Taken together, we have shown the use of an affinity selection–mass spectrometry platform[27] for the rapid discovery of peptides binding to the SARS-CoV-2-spike-RBD. From 800 million synthetic peptides screened, we identified three motif-bearing sequences that have nanomolar affinity. These peptides bind SARS-CoV-2-spike-RBD with selectivity over multiple human serum proteins and could detect it at nanomolar to picomolar concentrations in an ELISA format. Cross-binding of peptide 1 to the MERS-CoV coronavirus spike protein indicated a possible binding site distal from the binding site for the human ACE2 receptor.

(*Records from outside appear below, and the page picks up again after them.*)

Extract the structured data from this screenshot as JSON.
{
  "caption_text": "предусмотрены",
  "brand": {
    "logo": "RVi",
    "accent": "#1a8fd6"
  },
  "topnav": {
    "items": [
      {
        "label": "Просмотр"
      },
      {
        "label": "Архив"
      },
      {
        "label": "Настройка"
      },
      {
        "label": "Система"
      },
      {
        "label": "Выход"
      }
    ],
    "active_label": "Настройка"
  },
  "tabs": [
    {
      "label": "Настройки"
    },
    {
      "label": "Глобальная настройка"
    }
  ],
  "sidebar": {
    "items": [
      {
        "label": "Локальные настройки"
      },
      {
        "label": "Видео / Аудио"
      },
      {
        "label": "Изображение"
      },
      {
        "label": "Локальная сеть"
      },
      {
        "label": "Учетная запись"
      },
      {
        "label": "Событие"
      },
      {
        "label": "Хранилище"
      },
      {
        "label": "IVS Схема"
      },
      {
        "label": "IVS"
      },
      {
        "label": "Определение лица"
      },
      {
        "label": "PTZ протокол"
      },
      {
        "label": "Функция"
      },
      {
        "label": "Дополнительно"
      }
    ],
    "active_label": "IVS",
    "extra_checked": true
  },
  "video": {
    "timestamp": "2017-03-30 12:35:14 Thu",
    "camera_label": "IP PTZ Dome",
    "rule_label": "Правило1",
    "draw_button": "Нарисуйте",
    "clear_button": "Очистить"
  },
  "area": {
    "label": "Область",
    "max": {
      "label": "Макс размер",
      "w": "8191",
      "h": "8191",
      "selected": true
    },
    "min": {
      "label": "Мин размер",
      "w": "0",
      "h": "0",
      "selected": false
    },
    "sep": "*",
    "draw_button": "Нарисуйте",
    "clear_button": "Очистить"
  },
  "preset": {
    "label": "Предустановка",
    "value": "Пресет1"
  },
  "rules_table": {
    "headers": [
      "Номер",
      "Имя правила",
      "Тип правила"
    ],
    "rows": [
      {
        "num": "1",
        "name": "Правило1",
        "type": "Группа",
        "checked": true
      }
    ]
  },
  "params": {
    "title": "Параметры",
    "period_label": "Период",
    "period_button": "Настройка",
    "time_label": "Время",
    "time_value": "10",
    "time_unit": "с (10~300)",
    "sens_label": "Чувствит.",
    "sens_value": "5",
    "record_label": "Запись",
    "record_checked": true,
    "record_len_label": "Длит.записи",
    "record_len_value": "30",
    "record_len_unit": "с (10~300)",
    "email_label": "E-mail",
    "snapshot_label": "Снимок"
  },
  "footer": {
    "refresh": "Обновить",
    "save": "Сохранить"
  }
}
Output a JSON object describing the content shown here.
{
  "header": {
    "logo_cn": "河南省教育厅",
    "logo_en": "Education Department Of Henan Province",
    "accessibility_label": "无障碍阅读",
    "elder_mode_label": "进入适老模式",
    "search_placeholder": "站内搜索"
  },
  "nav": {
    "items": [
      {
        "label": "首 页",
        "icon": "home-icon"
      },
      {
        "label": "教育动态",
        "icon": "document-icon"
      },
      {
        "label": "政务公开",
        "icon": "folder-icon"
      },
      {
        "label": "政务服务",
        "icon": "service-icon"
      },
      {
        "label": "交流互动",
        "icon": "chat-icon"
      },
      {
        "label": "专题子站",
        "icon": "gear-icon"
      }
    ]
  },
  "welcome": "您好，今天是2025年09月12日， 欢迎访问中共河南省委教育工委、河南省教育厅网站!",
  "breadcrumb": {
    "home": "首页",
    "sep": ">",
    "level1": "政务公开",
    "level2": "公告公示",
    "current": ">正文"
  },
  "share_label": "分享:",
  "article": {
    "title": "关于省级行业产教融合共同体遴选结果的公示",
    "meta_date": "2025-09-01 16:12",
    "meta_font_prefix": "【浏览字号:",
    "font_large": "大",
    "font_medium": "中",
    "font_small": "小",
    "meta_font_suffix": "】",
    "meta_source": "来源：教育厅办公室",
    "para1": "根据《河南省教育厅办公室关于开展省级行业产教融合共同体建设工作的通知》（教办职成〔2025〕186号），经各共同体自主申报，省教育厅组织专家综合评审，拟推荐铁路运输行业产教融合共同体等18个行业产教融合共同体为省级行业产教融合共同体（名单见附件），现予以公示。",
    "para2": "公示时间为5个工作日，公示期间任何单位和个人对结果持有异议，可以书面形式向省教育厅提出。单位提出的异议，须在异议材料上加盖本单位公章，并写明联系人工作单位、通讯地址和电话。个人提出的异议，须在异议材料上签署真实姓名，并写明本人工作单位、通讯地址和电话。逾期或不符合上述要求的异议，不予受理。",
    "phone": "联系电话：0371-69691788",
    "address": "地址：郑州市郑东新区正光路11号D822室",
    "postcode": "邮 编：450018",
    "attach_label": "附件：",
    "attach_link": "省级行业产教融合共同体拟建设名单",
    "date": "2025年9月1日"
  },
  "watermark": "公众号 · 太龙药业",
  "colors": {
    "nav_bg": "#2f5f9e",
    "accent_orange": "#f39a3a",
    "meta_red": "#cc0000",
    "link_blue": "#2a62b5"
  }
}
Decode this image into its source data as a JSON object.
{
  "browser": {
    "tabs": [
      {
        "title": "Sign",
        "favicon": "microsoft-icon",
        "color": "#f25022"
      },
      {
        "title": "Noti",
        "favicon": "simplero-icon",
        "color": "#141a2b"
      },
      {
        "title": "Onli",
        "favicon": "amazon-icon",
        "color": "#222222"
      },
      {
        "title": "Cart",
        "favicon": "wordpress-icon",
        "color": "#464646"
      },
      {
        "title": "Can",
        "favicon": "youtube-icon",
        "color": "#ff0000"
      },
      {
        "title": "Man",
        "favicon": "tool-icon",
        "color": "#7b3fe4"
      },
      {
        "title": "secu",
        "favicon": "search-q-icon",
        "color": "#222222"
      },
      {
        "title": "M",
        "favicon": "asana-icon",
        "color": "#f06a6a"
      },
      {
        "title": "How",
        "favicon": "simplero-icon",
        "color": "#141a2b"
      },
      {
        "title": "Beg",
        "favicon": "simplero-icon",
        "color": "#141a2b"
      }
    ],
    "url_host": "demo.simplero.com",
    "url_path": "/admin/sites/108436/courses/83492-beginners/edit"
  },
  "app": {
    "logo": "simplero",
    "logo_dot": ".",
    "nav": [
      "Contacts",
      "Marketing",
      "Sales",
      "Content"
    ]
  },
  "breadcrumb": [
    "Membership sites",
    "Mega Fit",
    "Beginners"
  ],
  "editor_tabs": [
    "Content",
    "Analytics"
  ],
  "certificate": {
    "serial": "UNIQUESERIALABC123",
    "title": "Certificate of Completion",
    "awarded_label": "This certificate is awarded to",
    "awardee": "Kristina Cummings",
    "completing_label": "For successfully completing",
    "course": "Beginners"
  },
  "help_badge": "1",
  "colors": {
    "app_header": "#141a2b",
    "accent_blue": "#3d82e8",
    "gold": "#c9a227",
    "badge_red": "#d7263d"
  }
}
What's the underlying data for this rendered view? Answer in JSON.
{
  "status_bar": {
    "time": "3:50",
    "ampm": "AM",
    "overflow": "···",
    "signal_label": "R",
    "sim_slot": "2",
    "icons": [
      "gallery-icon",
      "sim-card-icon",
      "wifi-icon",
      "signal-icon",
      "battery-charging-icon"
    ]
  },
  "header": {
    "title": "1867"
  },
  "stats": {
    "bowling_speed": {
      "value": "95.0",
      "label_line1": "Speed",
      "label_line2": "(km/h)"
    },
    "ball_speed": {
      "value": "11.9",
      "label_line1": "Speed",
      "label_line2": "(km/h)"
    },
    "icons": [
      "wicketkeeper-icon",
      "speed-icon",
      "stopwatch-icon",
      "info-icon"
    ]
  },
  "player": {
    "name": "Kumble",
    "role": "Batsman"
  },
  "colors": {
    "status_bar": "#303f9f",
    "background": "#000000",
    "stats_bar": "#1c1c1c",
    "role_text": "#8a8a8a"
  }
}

The peptides reported here are potential starting points for the development of affinity-based diagnostic tools.[33−35] High-affinity reagents without direct competition activity for native receptors could be used for virus-directed delivery of antiviral payloads, or for the development of proteasome or lysosome targeting chimeras (PROTACs[36,37] and LYTACs[38]). Adapting peptide 1 to a chemiluminescence enzyme immunoassay or a similar assay could improve its sensitivity for detection of SARS-CoV-2.[8,39] Because of its selectivity in biological media, peptide 1 could be utilized for the direct detection of SARS-CoV-2 in bodily fluids. Improved diagnostics are a topic of intense COVID-19 research as they may provide rapid, reliable, and early detection.[40] While direct detection suffers from low sensitivity,[10,41] the rapid identification of SARS-CoV-2 is critical for patient contact tracing, identifying hosts, and epidemiologic studies.[2−4] The peptides discovered by our platform may provide a useful SARS-CoV-2 detection modality to help achieve these goals.